They say sport is the most important thing that doesn’t matter. For many reasons the same claim could equally be made of pop music. It shines and it shimmers. It happens under hot lights – and fast. It means everything, if you’re in the right place at the right age. Or nothing at all, if you’re not.
Only, the claim would be wrong. Sure, in a pinch, I can make believe that sport doesn’t really matter (albeit testing this, either way, is a lifetime’s experiment I won’t ever quit). But pop music, on the other hand… well, how unutterably drab life would be without it. And cold.
About a half-hour after I heard that David Bowie died I stood waiting for my morning train to arrive, in a heavy winter coat under grey skies. I wondered: how many others around me are sharing the same silent thoughts? Missing, terribly, a man we never met – and feeling a great heave of sadness.
I’m An Alligator!
Draw a circle five miles around the suburban, south London home where I grew up: David Bowie’s childhood into adolescence was spent within this same space. Boy, how far he traveled – geographically, and, most extraordinarily, inside his own head.
No one more than Bowie better exemplified the thrilling power of pop to change one thing into something else. Not only does it reveal us to ourselves – especially when, as teenagers, we run around crazy fast scrambling to figure what we like, who we like, and why – it also shows us how to live other, better lives instead.
Woody Guthrie’s guitar carried the slogan, “This machine kills fascists.” Bowie always offered something just as powerful: a bracing sense of limitless possibility. The past is set in stone, a drag, he tells us – but the future is assuredly up for grabs. So hurry up already, and grab it! Change the way you look. Change the way you sound. Change where you live. Or, indeed, don’t change if only external forces compel you to do so.
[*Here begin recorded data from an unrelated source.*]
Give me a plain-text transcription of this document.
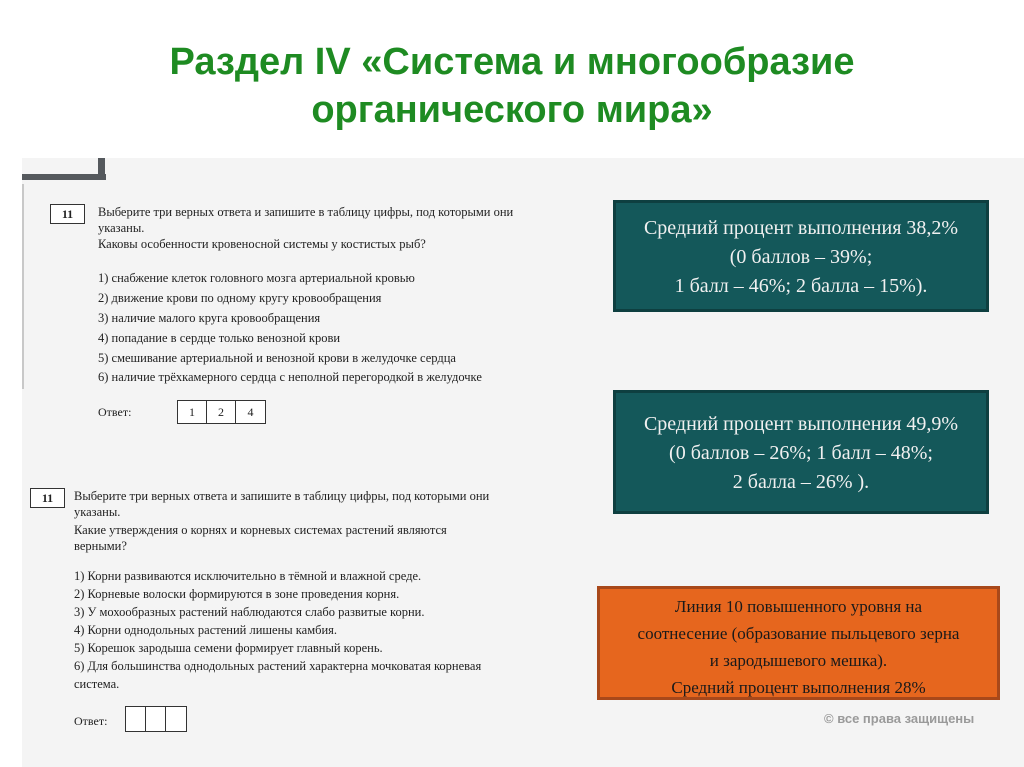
Раздел IV «Система и многообразие
органического мира»
11	Выберите три верных ответа и запишите в таблицу цифры, под которыми они
указаны.
Каковы особенности кровеносной системы у костистых рыб?
1) снабжение клеток головного мозга артериальной кровью
2) движение крови по одному кругу кровообращения
3) наличие малого круга кровообращения
4) попадание в сердце только венозной крови
5) смешивание артериальной и венозной крови в желудочке сердца
6) наличие трёхкамерного сердца с неполной перегородкой в желудочке
Ответ:	1	2	4
11	Выберите три верных ответа и запишите в таблицу цифры, под которыми они
указаны.
Какие утверждения о корнях и корневых системах растений являются
верными?
1) Корни развиваются исключительно в тёмной и влажной среде.
2) Корневые волоски формируются в зоне проведения корня.
3) У мохообразных растений наблюдаются слабо развитые корни.
4) Корни однодольных растений лишены камбия.
5) Корешок зародыша семени формирует главный корень.
6) Для большинства однодольных растений характерна мочковатая корневая
система.
Ответ:
Средний процент выполнения 38,2%
(0 баллов – 39%;
1 балл – 46%; 2 балла – 15%).
Средний процент выполнения 49,9%
(0 баллов – 26%; 1 балл – 48%;
2 балла – 26% ).
Линия 10 повышенного уровня на
соотнесение (образование пыльцевого зерна
и зародышевого мешка).
Средний процент выполнения 28%
© все права защищены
My favorite Bowie moment is the first few seconds of Moonage Daydream. Impatient for Soul Love, the song preceding it, to finish, it positively crashes into life – first, in a flash, via Mick Ronson’s assertive guitar and then as Bowie half-sings, half-shouts, “I’m an alligator!” Defiant, delirious, and joyful, you can’t help but believe him. Bowie doesn’t wait for you to catch up – just assumes, generously, that where he’s going is where you want to be. Better still, we’re invited! Even though he’s way cooler….
Oh No Love! You’re Not Alone
Maybe this is also true of you: I can’t remember ever not being a Bowie fan. In a satisfying sort of haze, his songs are there or thereabouts in countless different memories. I can picture myself as a kid hearing him at my nan’s house, but don’t remember when exactly or which song. On one car ride with mum, Rock & Roll Suicide looms large; it’s exotic forcefulness transcending the rote details of our journey. Boy George did a rousing Suffragette City on a talk-show once. And, “It’s a god-awful small affair…” has been rattling around in my brain so long I doubt it will ever leave.
As many friends from grad school in Boston will attest, just saying “David Bowie” out loud, in some approximation of his accent, has long been a smaller and sillier pleasure, too. Nevertheless, I’ve always somehow known that ‘my’ Bowie – as iridescent as he is – orbits my life less centrally as he does for many others.
Bowie’s peerless 70s – every new record an unmissable event – ended before I was born, so I never felt first-hand the white heat of his brilliant best. I was never captivated by him as a teenager and so inevitably missed much of what made him so special. Often, as is too easily the case in our modern iTunes world, I’ve consumed Bowie as much as cherished him – dipping in and out of his back catalog, and listening, say, to Sound and Vision and Heroes a whole lot more often than the albums they belong to.
And yet. So many of the records I did rush out to buy bear the indelible stamp of his influence: by Suede, most obviously, but Blur, Pulp, Supergrass and many others too. And I’m boundlessly grateful that Bowie has meant so much to me, so often – from Starman to Lou Reed’s Satellite of Love, from “She’s not sure if you’re a boy or a girl,” to “I’m happy, hope you’re happy too.”
Blue, Blue, Electric Blue
In every sense of the word, let’s be glad that Bowie left this world gayer than he found it – freer and more alluring; bigger and more enchanting; scarier and more mysterious.
Iggy Pop wrote earlier today, “I never met such a brilliant person. He was the best there is.” There will never be another like him, and now life without David Bowie is less thrilling. Less fabulous. Less fun.